This is the Berkeley Unified Parallel C (UPC) implementation of the NAS Parallel Benchmark FT. The transpose communication is implemented using both blocking functions (upc_memget) and nonblocking functions (upc_memput_nb). The default is nonblocking functions, which is defined in UPC description 3.1. If nonblocking functions are not supported on your system, it will switch to blocking functions automatically. Users are allowed to change the selection by modifying fft3d.uph file.
The NERSC-8 benchmark will run the Class DD16 (16 times bigger than NAS FT Class D) version of the UPC FT benchmark. Other Classes are supported in the released benchmark, but they are not required.

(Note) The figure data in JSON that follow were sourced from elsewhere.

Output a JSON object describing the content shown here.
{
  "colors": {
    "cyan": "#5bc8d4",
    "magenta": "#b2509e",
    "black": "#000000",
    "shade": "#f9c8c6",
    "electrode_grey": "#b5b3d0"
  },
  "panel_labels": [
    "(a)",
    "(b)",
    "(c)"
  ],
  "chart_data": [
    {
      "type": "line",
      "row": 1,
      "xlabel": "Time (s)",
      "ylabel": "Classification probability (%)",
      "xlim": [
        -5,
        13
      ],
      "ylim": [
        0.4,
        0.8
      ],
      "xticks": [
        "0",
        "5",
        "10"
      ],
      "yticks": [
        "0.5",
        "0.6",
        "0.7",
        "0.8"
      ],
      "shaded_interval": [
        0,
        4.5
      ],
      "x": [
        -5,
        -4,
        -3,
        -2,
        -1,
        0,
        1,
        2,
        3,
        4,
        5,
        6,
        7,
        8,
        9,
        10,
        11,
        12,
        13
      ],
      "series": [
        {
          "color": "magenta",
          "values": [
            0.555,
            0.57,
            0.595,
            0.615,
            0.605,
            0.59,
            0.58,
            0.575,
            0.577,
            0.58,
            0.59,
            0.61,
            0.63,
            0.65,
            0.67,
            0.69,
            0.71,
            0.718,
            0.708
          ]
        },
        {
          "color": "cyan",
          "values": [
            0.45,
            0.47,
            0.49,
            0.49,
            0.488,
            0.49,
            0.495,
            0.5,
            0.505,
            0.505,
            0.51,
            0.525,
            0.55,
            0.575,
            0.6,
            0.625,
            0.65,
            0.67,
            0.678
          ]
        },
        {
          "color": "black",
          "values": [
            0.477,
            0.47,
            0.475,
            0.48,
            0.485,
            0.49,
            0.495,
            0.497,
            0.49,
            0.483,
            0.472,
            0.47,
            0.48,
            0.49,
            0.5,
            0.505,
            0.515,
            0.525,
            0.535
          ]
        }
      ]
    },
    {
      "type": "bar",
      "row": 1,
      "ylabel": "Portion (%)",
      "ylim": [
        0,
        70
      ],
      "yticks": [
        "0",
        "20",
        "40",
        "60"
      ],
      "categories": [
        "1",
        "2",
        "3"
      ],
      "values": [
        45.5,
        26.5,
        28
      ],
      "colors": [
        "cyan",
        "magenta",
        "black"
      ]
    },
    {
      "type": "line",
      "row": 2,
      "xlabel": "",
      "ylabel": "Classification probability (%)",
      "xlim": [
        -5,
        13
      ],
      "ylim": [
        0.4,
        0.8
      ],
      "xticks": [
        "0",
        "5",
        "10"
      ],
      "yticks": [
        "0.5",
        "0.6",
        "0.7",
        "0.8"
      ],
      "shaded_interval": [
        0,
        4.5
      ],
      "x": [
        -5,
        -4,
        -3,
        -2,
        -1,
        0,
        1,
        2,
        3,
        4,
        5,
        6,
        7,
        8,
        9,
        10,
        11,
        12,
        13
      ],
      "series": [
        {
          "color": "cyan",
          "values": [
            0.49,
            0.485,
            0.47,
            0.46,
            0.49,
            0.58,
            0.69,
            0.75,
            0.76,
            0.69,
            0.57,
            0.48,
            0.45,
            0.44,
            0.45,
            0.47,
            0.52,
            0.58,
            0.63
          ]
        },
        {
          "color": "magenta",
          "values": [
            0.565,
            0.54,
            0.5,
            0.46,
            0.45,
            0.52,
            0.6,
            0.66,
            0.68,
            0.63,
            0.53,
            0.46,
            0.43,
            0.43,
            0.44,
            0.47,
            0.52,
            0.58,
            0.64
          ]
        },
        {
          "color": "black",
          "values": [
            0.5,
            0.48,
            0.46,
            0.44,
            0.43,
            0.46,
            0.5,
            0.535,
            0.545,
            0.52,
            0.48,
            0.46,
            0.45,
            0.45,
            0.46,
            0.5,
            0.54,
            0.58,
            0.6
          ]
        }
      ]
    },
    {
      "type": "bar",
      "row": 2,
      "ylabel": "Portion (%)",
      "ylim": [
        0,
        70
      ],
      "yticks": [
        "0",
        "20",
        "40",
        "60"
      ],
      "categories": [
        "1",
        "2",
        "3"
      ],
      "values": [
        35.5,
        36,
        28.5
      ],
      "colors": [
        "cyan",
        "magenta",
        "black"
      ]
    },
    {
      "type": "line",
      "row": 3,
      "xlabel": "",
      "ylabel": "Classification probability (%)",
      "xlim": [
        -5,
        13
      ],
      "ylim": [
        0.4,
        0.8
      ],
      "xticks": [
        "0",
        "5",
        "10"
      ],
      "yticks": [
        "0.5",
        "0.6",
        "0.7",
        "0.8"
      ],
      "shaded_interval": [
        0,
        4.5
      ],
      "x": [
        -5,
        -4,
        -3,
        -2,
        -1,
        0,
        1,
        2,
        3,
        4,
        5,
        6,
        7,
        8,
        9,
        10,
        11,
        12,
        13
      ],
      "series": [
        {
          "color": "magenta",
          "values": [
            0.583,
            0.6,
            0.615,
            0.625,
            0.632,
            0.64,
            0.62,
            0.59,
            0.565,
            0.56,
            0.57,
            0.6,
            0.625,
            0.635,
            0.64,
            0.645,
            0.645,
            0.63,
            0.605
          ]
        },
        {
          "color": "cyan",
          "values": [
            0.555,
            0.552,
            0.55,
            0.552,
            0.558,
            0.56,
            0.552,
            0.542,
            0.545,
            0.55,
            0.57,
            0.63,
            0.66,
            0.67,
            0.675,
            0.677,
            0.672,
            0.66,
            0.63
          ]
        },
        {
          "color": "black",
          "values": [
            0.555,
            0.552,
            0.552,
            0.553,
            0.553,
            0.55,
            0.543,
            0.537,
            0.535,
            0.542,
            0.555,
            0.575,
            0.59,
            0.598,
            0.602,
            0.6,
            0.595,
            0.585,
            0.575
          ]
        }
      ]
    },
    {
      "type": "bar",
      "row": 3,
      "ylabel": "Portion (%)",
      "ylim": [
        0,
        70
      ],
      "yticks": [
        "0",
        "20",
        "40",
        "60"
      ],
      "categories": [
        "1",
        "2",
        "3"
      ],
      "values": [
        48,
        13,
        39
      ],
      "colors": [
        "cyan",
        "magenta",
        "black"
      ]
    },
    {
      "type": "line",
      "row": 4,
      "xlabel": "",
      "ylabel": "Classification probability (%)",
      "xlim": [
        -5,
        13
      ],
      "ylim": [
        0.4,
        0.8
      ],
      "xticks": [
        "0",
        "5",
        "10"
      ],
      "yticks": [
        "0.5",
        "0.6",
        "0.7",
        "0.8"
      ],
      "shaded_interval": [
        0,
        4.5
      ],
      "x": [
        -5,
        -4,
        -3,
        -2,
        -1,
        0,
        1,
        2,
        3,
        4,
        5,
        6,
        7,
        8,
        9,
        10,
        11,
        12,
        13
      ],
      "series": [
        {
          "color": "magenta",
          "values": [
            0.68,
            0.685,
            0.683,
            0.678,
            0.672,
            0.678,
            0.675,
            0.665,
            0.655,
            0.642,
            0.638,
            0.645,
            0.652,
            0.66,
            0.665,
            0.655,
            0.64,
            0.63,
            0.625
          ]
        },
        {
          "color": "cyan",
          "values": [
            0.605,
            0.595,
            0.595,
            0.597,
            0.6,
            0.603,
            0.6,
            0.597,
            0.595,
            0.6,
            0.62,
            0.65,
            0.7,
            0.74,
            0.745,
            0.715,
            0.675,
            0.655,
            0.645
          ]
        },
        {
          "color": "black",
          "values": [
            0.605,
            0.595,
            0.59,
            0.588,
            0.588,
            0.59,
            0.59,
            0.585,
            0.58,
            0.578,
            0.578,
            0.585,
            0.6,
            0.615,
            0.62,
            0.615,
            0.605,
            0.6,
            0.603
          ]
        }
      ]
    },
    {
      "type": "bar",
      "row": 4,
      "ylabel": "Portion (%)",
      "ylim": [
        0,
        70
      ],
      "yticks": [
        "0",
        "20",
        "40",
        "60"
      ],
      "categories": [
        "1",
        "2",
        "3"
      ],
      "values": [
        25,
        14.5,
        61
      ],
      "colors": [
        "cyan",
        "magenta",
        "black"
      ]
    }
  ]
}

The benchmark requires the FFTW version 3 library and a UPC compiler and runtime environment.
- Set the path to your FFTW library in Make.fftw3
- Set the UPCC macro in Makefile to point to your upc compiler. It may be necessary to set a flag in UPCFLAGS to enable your compiler to build a UPC code.
An executable file called ft-2d-upc.fftw3.DD16 will be generated.
There are two command line parameters (nx, ny) to represent the number of upc threads in the X and Y direction of a thread partition grid (nx * ny = total number of upc threads). Users are allowed to change the values of nx and ny.
For example, on on the Cray at NERSC, the command line will be:
aprun -n 8192 ./ft-2d-upc.fftw3.DD16 64 128
where nx=64 and ny=128 (nx*ny = 8192)
Depending on your system type and configuration, it may be necessary to change the environment variable XT_SYMMETRIC_HEAP_SIZE to define the shared heap size.
The Class DD16 benchmark must be run using 8192 UPC threads.
The running results using 8192 upc threads for CLASS DD16 should be reported. In the benchmark spreadsheet, please report the following values reported by the program at the end of execution:
- Total running time
Finally, please submit the output file along with the run script used and a description of the UPC compiler and runtime environment.